5/MÂİDE SURESİ-117. AYET (Meâlleri Kıyasla): Mâ kultu lehum illâ mâ emertenî bihî eni’budûllâhe rabbî ve rabbekum, ve kuntu aleyhim şehîden mâ dumtu fîhim, fe lemmâ teveffeytenî kunte enter rakîbe aleyhim ve ente alâ kulli şey’in şehîd(şehîdun).

'Senin Bana emrettiğinden başkasını ben onlara söylemedim. 'Benim Rabbim ve sizin Rabbiniz olan Allah'a kulluk edin' dedim. Onlar arasında bulunduğum sürece ben onların şahidiydim. Sen beni öldürdükten sonra ise onlar üzerinde gözetleyici olan yalnız Sen idin. Çünkü Sen herşeyin şahidisin.

إِن تُعَذِّبْهُمْ فَإِنَّهُمْ عِبَادُكَ وَإِن تَغْفِرْ لَهُمْ فَإِنَّكَ أَنتَ الْعَزِيزُ الْحَكِيمُ ﴿١١٨﴾

5/MÂİDE SURESİ-118. AYET (Meâlleri Kıyasla): İn tuazzibhum fe innehum ibâduke, ve in tagfir lehum fe inneke entel azîzul hakîm(hakîmu).
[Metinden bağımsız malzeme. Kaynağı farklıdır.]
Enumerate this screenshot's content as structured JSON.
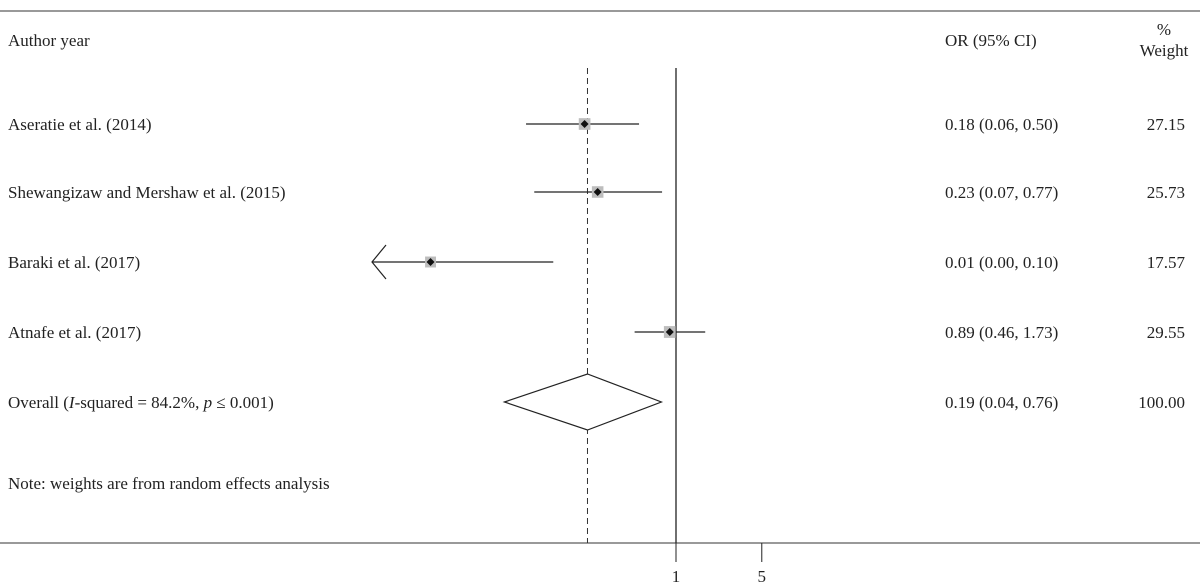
{
  "chart_data": {
    "type": "forest",
    "header": {
      "study_label": "Author year",
      "effect_label": "OR (95% CI)",
      "weight_label_top": "%",
      "weight_label_bottom": "Weight"
    },
    "studies": [
      {
        "label": "Aseratie et al. (2014)",
        "or": 0.18,
        "lo": 0.06,
        "hi": 0.5,
        "ci_text": "0.18 (0.06, 0.50)",
        "weight": "27.15"
      },
      {
        "label": "Shewangizaw and Mershaw et al. (2015)",
        "or": 0.23,
        "lo": 0.07,
        "hi": 0.77,
        "ci_text": "0.23 (0.07, 0.77)",
        "weight": "25.73"
      },
      {
        "label": "Baraki et al. (2017)",
        "or": 0.01,
        "lo": 0.0,
        "hi": 0.1,
        "ci_text": "0.01 (0.00, 0.10)",
        "weight": "17.57",
        "arrow_left": true
      },
      {
        "label": "Atnafe et al. (2017)",
        "or": 0.89,
        "lo": 0.46,
        "hi": 1.73,
        "ci_text": "0.89 (0.46, 1.73)",
        "weight": "29.55"
      }
    ],
    "overall": {
      "label_prefix": "Overall (",
      "label_i": "I",
      "label_mid": "-squared = 84.2%, ",
      "label_p": "p",
      "label_end": " ≤ 0.001)",
      "or": 0.19,
      "lo": 0.04,
      "hi": 0.76,
      "ci_text": "0.19 (0.04, 0.76)",
      "weight": "100.00"
    },
    "note": "Note: weights are from random effects analysis",
    "x_ticks": [
      {
        "value": 1,
        "label": "1"
      },
      {
        "value": 5,
        "label": "5"
      }
    ],
    "null_line": 1,
    "scale": "log"
  }
}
'Onlara azap edersen, onlar Senin kullarındır. Eğer onları bağışlarsan, şüphesiz ki Sen kudreti herşeye üstün olan sonsuz hikmet sahibisin.'

قَالَ اللّهُ هَذَا يَوْمُ يَنفَعُ الصَّادِقِينَ صِدْقُهُمْ لَهُمْ جَنَّاتٌ تَجْرِي مِن تَحْتِهَا الأَنْهَارُ خَالِدِينَ فِيهَا أَبَدًا رَّضِيَ اللّهُ عَنْهُمْ وَرَضُواْ عَنْهُ ذَلِكَ الْفَوْزُ الْعَظِيمُ ﴿١١٩﴾

5/MÂİDE SURESİ-119. AYET (Meâlleri Kıyasla): Kâlellâhu hâzâ yevmu yenfeus sâdikîne sıdkuhum, lehum cennâtun tecrî min tahtihâl enhâru hâlidîne fîhâ ebedâ(ebeden), radiyallâhu anhum ve radû anhu, zâlikel fevzul azîm(azîmu).

Allah buyurur ki: Bugün, doğrulara doğruluklarının fayda verdiği gündür. Onlar için, ebediyen kalmak üzere, altlarından ırmaklar akan Cennetler vardır. Allah onlardan razıdır, onlar Allah'tan. Bu ise pek büyük bir kazanç ve kurtuluştur.

لِلّهِ مُلْكُ السَّمَاوَاتِ وَالأَرْضِ وَمَا فِيهِنَّ وَهُوَ عَلَى كُلِّ شَيْءٍ قَدِيرٌ ﴿١٢٠﴾

5/MÂİDE SURESİ-120. AYET (Meâlleri Kıyasla): Lillâhi mulkus semâvâti vel ardı ve mâ fîhin(fîhinne) ve huve alâ kulli şey’in kadîr(kadîrun).

Göklerin, yerin ve onlarda bulunanların egemenliği Allah'ındır. Onun gücü herşeye yeter.